Society found the answer in what Dr. Steele calls dissociation. Not only white people, but older people of all races (including Martin Luther King Jr. and the original architects of the Civil Rights movement) were seen as bereft of moral authority and were replaced by a new generation of Black leaders like Dick Gregory who preached, instead of integration, segregation, or "dissociation", from White society. If you were White, then, the key to "proving" that you were not aligned with the sins of the past, purging your guilt by association (or color), and establishing your own moral legitimacy was to "prove" that you were not a part of the racist past. Universities, for example, felt they had lost their authority even to educate, and could only re-establish some leadership by demonstrating that they were distancing themselves from the past by instituting racial preferences in the form of "affirmative action programs." These programs produced numbers that made the (predominantly) White folks in charge feel good about themselves but did nothing to address the real problem of why they had to lower their standards to produce those numbers, and the process caused them to abdicate their primary role as educators in the process. These programs, since they did nothing to improve the education of Black children, the real cause of the problem, left Blacks beholding to the largesse of the Whites in charge for their academic success, and tacitly admitting that they are incapable of achieving success as a White person would, by hard work. This situation certainly does not leave Blacks feeling good about themselves, and helps to explain why racial tensions have not diminished.

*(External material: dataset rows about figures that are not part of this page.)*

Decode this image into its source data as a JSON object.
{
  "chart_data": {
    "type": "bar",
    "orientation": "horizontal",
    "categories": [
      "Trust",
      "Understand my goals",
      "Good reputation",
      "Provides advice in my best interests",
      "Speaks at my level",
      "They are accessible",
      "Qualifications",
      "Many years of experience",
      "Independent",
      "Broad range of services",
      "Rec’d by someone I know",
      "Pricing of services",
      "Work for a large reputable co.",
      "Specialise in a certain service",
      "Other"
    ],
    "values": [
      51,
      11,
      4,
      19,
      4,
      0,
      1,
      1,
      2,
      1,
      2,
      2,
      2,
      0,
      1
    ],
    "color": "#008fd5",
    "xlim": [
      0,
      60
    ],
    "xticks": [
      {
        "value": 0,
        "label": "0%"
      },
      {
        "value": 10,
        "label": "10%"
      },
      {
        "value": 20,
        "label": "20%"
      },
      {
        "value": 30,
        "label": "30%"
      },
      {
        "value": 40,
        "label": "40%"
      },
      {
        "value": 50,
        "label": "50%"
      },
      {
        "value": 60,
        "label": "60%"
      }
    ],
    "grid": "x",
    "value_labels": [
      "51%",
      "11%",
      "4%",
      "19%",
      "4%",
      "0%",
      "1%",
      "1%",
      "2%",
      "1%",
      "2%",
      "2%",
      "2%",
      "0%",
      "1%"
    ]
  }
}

Thus, affirmative action leaves Whites in charge, promotes racist thinking on their part (they are do dumb that we have to lower our standards to accommodate them) and leaves Blacks angry because they feel that the Black opportunist leadership has sold them out.
The book in incredibly perceptive, but the theme is so simple and obvious that there is no question that Dr. Steele is right on in his assessment. Read the book, look at what is going on in the news, whether it be political, social, or scientific, and try to figure out how we are going to fix the result of forty years of this thinking.